The Democratic Party is separate from the state and the government, and thus its rules are internal and set through bylaws. These bylaws can be changed at any time and courts would likely be extremely hesitant to enforce the internal bylaws or traditions of a private entity. So to figure out what would happen if a candidate were to withdrawal before the election, we can consult the Democratic National Committee’s internal bylaw document.
According to section VIII, paragraph G of the bylaw document for the 2016 Call for the Democratic National Convention, basically the decision for a replacement is up to the Democratic Party leadership. Specifically, the bylaw states that there would be a consultation between the chairperson of the DNC (currently Donna Brazile), the Democratic leadership in Congress (Nancy Pelosi and Harry Reid), and the Democratic Governors Association (led by Dan Malloy of Connecticut). This group would then report back to the DNC, who is authorized to fill the vacancy in any way.

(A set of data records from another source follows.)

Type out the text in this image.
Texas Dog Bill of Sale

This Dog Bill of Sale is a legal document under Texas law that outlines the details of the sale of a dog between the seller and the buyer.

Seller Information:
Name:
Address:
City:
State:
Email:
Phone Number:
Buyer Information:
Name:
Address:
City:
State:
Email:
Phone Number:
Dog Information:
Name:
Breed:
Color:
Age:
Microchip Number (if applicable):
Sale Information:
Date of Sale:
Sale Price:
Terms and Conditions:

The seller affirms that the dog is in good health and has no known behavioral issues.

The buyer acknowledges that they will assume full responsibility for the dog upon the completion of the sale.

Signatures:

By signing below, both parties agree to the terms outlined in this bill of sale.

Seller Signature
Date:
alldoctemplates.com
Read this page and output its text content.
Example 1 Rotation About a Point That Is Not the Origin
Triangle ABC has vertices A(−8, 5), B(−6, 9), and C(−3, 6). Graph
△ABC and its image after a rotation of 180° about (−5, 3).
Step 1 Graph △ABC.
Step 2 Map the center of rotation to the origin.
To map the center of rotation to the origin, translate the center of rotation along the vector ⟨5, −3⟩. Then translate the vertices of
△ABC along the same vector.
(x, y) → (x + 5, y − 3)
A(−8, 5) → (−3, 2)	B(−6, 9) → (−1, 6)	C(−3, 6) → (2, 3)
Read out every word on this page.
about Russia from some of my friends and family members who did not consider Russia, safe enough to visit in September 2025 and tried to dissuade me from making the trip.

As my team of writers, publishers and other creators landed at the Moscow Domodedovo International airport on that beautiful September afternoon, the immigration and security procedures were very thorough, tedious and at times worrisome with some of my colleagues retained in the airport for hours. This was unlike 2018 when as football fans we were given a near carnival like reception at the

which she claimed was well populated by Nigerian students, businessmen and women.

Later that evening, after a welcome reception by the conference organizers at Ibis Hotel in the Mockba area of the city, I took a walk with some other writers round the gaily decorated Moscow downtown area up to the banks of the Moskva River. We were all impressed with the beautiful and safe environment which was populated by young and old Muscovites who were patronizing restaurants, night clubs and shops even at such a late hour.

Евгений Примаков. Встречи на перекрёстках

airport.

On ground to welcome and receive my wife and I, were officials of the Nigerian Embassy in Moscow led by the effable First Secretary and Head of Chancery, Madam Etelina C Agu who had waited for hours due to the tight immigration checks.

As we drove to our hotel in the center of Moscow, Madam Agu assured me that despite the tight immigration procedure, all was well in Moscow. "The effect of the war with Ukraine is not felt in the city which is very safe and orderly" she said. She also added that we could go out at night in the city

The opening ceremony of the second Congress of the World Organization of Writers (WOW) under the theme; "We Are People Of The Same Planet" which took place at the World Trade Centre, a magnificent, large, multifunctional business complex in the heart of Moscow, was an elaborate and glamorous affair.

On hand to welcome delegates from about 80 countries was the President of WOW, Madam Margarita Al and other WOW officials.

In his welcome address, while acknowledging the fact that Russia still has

What this means in practical terms is that there is no set procedure for who would replace a candidate for the Democrats, and the list of people above would come up with either a new procedure or would simply pick a candidate of their choosing.
Given that Bernie Sanders sits as an independent and only joined the Democrats to run for President, it’s unlikely the committee would choose him as a replacement simply because he finished second in the primary. Voters may expect that this might happen, but in reality they could choose anyone within the party that they wanted.
A thornier issue that might arise if Hillary Clinton had to drop out, would be related to ballot access for her replacement. Since states control ballot access and often have vastly different deadlines and rules, the Democrats could very well get stuck being unable to change the name that shows up on the ballot when people actually go to vote.
While courts in most states would generally be willing to overrule such deadlines in the name of the national interest and ensuring that ballots were accurate, if a candidate were to withdrawal in late October or early November there may simply be logistical problems which would make changing ballots impossible.
Since the President is not directly elected, as when you vote you are actually voting for a state elector for the electoral college, there is some leeway here. In many states, the electoral college votes could simply be transferred to the replacement Democratic candidate even if the wrong name was on the ballot. In other states, however, the laws for how electoral college votes are counted are much stricter, which could prevent votes in those states from going to the Democratic candidate.
If such a scenario where Hillary Clinton were to drop out of the race at the last minute due to sickness occurred, one thing that can be guaranteed is that the results of this election would become even more contested in the courts than the controversial 2000 election.